Never send Taco Bell to someone who matters
If you’re a writer–a seasoned guru with muscular fingers from hours of exercise every day–you can go back to screwing around on Facebook rather than reading this. But you might want to read on and pass this to someone who might benefit.
I write. It’s what I would do a heck of a lot more than I do now if I were suddenly the recipient of huge sums of unearned money. I’d write. (I’d also work out and take a nap in the early afternoon, but that’s neither here not there.)
Not everyone who has to write is a writer. In the past couple weeks, I’ve gotten three requests from people to look over things they’ve written. That’s part of being a writer, too. Because these were family members and I’m a swell guy, I looked them over. And I realized one thing: there are basic rules of writing that you and I understand–and they don’t.
Rule number one: if you’re writing something that matters, never, ever submit a first draft. According to Hemingway, the first draft of anything is Taco Bell. (Okay, he didn’t say Taco Bell, but work with me here.) And if you’re trying to impress someone, you never send them Taco Bell. You might send them Outback or Chart House or Capital Grille. You might even send them Giordano’s authentic Chicago-style pizza, if you’re wise and they have taste. But you would never, ever send Taco Bell.
It’s the same thing with written material. If you’re writing something that’s really important, something you’re using to try to persuade someone to give you a job, give you an A, let you into an institution of higher learning–or even give you the key to the new locks she installed after you did that thing she asked you not to do–don’t send them a first draft.

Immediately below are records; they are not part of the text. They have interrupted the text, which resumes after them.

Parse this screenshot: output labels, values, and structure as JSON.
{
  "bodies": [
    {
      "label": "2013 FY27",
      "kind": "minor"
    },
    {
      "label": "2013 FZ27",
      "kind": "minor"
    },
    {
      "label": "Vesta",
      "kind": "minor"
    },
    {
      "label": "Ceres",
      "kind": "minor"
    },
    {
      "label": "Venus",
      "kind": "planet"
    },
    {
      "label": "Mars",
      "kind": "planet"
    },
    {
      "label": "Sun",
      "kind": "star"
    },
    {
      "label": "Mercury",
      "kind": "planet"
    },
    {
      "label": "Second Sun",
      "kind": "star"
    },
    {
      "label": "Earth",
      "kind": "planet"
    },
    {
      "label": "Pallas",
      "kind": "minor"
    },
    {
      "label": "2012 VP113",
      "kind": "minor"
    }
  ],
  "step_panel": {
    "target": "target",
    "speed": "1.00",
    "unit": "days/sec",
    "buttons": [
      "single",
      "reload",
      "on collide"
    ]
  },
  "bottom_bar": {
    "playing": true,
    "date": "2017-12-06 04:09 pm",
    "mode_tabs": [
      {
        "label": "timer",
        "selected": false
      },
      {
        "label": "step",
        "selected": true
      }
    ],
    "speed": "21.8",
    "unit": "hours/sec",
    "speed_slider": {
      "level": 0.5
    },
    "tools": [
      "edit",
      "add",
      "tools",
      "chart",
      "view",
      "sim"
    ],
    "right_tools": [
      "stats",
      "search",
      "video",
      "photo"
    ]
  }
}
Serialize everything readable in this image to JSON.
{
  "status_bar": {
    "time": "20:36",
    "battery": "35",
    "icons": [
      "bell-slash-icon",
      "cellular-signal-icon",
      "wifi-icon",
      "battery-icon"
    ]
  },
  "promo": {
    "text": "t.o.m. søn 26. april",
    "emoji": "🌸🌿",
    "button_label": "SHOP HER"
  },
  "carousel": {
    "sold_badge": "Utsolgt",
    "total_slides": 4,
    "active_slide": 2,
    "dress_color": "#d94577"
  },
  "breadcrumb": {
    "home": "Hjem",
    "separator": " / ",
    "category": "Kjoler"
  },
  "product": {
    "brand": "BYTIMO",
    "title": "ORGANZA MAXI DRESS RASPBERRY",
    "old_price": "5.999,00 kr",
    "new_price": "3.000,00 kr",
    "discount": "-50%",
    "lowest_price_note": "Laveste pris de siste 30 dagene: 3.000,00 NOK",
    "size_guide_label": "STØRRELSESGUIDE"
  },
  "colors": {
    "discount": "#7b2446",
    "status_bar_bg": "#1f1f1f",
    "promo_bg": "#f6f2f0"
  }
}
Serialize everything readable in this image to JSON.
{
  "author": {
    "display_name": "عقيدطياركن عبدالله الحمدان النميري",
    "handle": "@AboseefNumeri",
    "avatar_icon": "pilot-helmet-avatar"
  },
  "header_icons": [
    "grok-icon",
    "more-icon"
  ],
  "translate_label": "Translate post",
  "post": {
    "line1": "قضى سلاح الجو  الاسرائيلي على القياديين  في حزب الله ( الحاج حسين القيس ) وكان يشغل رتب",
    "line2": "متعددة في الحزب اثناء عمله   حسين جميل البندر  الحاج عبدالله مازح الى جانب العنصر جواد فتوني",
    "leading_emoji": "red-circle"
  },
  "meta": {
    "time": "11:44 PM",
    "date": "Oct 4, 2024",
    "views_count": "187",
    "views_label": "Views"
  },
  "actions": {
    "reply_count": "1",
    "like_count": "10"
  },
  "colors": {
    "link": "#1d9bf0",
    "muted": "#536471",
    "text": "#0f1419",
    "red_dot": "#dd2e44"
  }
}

Write it, set it down, and come back to it a couple of days later. The read it slowly, out loud. Look for things that make you wince. They’re there. They were there for Hemingway–hence the Taco Bell quote. And they’re there for you, too.
You’re likely to find that if you received that Stuffed Burrito Bel Grande, you’d reject it, too. Fortunately, with your fresh eyes, you can turn that fast food into a meal fit for a king. Or a hiring manager. Or your teacher. Or an admissions counselor.
Of the person with the key to the new locks.